Saturday, 2 September 2017

From the Vapor of Gasoline


Whatever happened to the American dream? This group exhibition at White Cube wonders at that very question, taking the current political, social and economic unrest in the US as its starting point. 

This exhibition is a lively collection of works from a group of impressive and challenging artists, which together tell a powerful story of the social ills affecting the US from the Nixon years to the turn of the century.

The title of this exhibition, borrowing from the evocative slogan painted across Jean-Michel Basquiat’s Peruvian Maid (1985), conjures a society running on empty. Its artists – loosely linked by a network of personal and professional relationships, as between Cady Noland and Steven Parrino, Jenny Holzer and Barbara Kruger, Richard Prince and Christopher Wool – chronicle a dramatic ideological shift. If the prevailing atmosphere is of disillusion, then it is not without hope: with the end of a dream comes a renewed engagement with reality.

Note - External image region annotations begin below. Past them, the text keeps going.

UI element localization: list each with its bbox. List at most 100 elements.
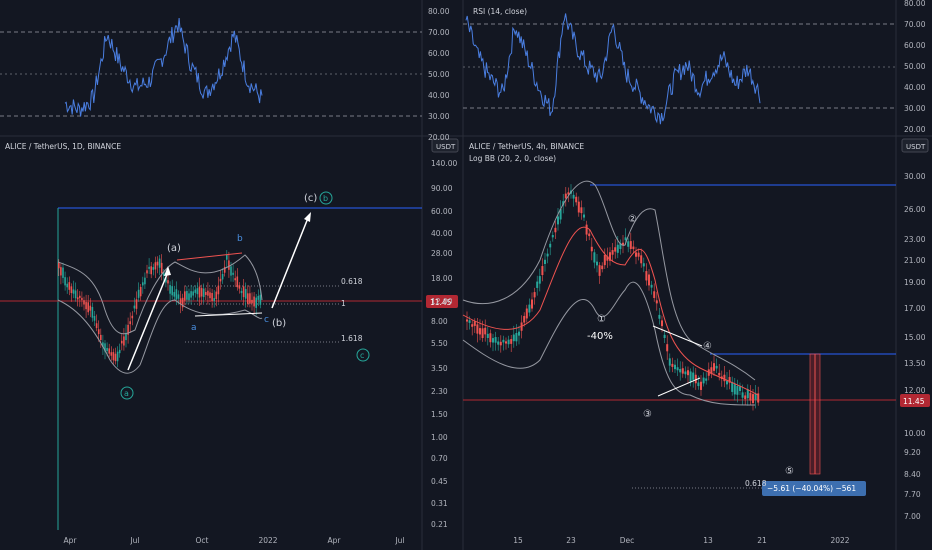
right-price-tick: 15.00 [904, 333, 926, 342]
left-time-tick: 2022 [258, 536, 277, 545]
left-time-tick: Oct [196, 536, 209, 545]
right-time-tick: 15 [513, 536, 523, 545]
candle [219, 278, 222, 282]
candle [148, 266, 150, 269]
candle [486, 333, 489, 338]
left-price-tag [426, 295, 458, 308]
left-rsi-line [64, 17, 263, 117]
candle [684, 371, 687, 375]
left-price-tick: 3.50 [431, 364, 448, 373]
candle [593, 252, 596, 263]
candle [505, 341, 507, 344]
candle [559, 209, 562, 220]
candle [705, 378, 708, 381]
candle [658, 314, 661, 319]
candle [146, 270, 148, 274]
candle [194, 289, 197, 293]
candle [108, 348, 110, 354]
candle [85, 302, 87, 310]
candle [163, 272, 165, 276]
candle [226, 254, 228, 260]
candle [179, 298, 182, 305]
candle [538, 276, 541, 284]
candle [518, 331, 520, 336]
candle [661, 320, 663, 327]
candle [190, 291, 192, 298]
candle [102, 342, 104, 348]
right-indicator-label: Log BB (20, 2, 0, close) [469, 154, 556, 163]
candle [240, 290, 243, 294]
candle [650, 284, 653, 288]
candle [648, 274, 650, 286]
right-price-tick: 21.00 [904, 256, 926, 265]
left-time-tick: Apr [64, 536, 78, 545]
candle [484, 327, 487, 335]
wave-3-label: ③ [643, 409, 652, 420]
candle [507, 339, 510, 345]
candle [726, 380, 728, 385]
candle [614, 247, 617, 252]
candle [489, 333, 492, 343]
wave-c-arrowhead [304, 212, 311, 222]
candle [492, 338, 494, 343]
candle [217, 285, 220, 295]
candle [200, 288, 203, 297]
candle [572, 194, 575, 199]
left-price-tick: 8.00 [431, 317, 448, 326]
wave-a-lower-label: a [191, 323, 197, 333]
candle [671, 363, 674, 367]
candle [76, 297, 79, 300]
candle [676, 367, 679, 371]
candle [118, 349, 121, 354]
candle [205, 292, 207, 295]
candle [619, 243, 622, 249]
candle [687, 370, 689, 376]
candle [749, 392, 752, 401]
candle [238, 285, 241, 289]
right-rsi-line [465, 13, 761, 125]
left-price-tick: 0.21 [431, 520, 448, 529]
candle [551, 235, 554, 238]
candle [629, 241, 632, 249]
wave-paren-a-label: (a) [167, 243, 181, 254]
candle [209, 292, 211, 299]
left-price-tick: 0.31 [431, 499, 448, 508]
candle [723, 374, 726, 382]
left-price-pane [0, 191, 422, 530]
fib-label-1618: 1.618 [341, 334, 363, 343]
candle [679, 368, 682, 373]
candle [215, 291, 218, 300]
right-price-tick: 10.00 [904, 429, 926, 438]
candle [575, 196, 578, 203]
candle [169, 285, 171, 294]
candle [70, 286, 73, 294]
candle [689, 371, 692, 383]
candle [60, 267, 62, 276]
candle [666, 344, 669, 352]
candle [715, 365, 718, 369]
left-rsi-tick: 60.00 [428, 49, 450, 58]
right-price-tick: 30.00 [904, 172, 926, 181]
right-rsi-tick: 70.00 [904, 20, 926, 29]
wave-paren-b-label: (b) [272, 318, 286, 329]
candle [757, 393, 760, 403]
wave-1-label: ① [597, 314, 606, 325]
candle [93, 316, 96, 321]
candle [692, 372, 695, 380]
left-rsi-tick: 30.00 [428, 112, 450, 121]
candle [471, 324, 474, 327]
candle [139, 286, 142, 297]
candle [198, 286, 201, 298]
left-rsi-tick: 40.00 [428, 91, 450, 100]
right-chart-title: ALICE / TetherUS, 4h, BINANCE [469, 142, 584, 151]
candle [622, 242, 624, 246]
left-time-tick: Apr [328, 536, 342, 545]
candle [611, 250, 614, 255]
wave-a-arrowhead [164, 266, 171, 276]
right-price-tick: 8.40 [904, 470, 921, 479]
candle [133, 305, 136, 309]
candle [655, 300, 658, 304]
fib-label-1: 1 [341, 299, 346, 308]
left-price-tick: 90.00 [431, 184, 453, 193]
wave-a-circle [120, 386, 134, 400]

In deconstructing the national self-image, these artists brought a combination of physical violence and intellectual wit to bear on the symbols of America − the Stars and Stripes, the cowboy, the dollar bill − that Pop had seemed to celebrate. They adopted humour, appropriation and inauthenticity as strategies by which to challenge the ideologies inscribed within these signs, opening up the space between the authorised narratives of the United States and the darker histories they concealed.

From the Vapor of Gasoline. 20 September 2017 – 21 October 2017. White Cube Mason's Yard.